El hecho que a la presidencia de Colombia hayan podido llegar antisociales, solo termina demostrando los niveles de ignorancia y desesperación en que se mueven las sociedades locales, regionales y nacional, aunque la gota que desbordó la copa de la ignominia representativa de estas circunstancias se dio con Álvaro Uribe, un personaje que desde que arribó al cargo presidencial comenzó a minar los escasos cimientos éticos existentes en medio de una cultura inmoral establecida para los manejos políticos y sociales de un país acostumbrado al asesinato del opositor, a la expansión del terror y a la corrupción generalizada, hasta el extremo que se justifican y se normalizan fácilmente.
Muchos ciudadanos y habitantes del campo avalaron su inicial presencia ante la insensata y desaforada violencia propiciada por inconformes grupos antisistema que encontraron en la confrontación armada la mejor y única herramienta para enfrentar a unas élites corruptas, enquistadas entre las instituciones del Estado, y mamando pegadas a la teta del erario, sin llegar a considerar que era un método absurdo e imperfecto, ya que al usar la violencia esta trae más violencia, y que al germinar el narcotráfico fueron cooptados de inmediato por una cruenta guerra de intereses insanos, transformándolos de inmediato en los conductos regulares e ideales para que todo tipo de delincuentes y bandidos justificaran sus acciones, difuminando la imagen de luchadores sociales hasta convertirlos en aliados de los males que querían o pretendían combatir, al extremo que hoy no se sabe a ciencia cierta si eran o no unos socios estratégicos.
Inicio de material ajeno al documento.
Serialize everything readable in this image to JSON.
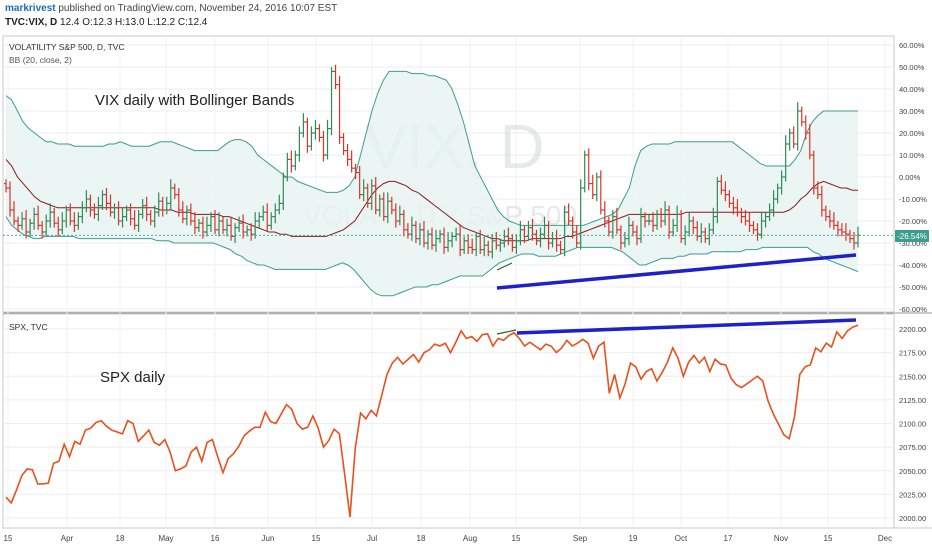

Ahora que el país, por un escaso margen de diferencia vale la pena aclarar, optó por recorrer un camino diferente a los acostumbrados partidos y movimientos políticos tradicionales, al elegir una alternativa progresista, nos estamos encontrando frente a un escenario disruptivo, pues el statu quo, al querer retomar el control de lo perdido, está propiciando una enervación de los niveles de violencia que el gobierno actual intenta disminuir hasta unas justas proporciones, teniendo que usar la malhadada frase de un anterior presidente, político reconocido por sus corruptas acciones, dejando en latencia las certezas que implican las probabilidades de que seamos un Estado fallido, y mucho más desde cuando nos dejamos imponer un modelo aplicado contra las drogas ilícitas a través de una guerra desaforada, impuesta por los Estados Unidos.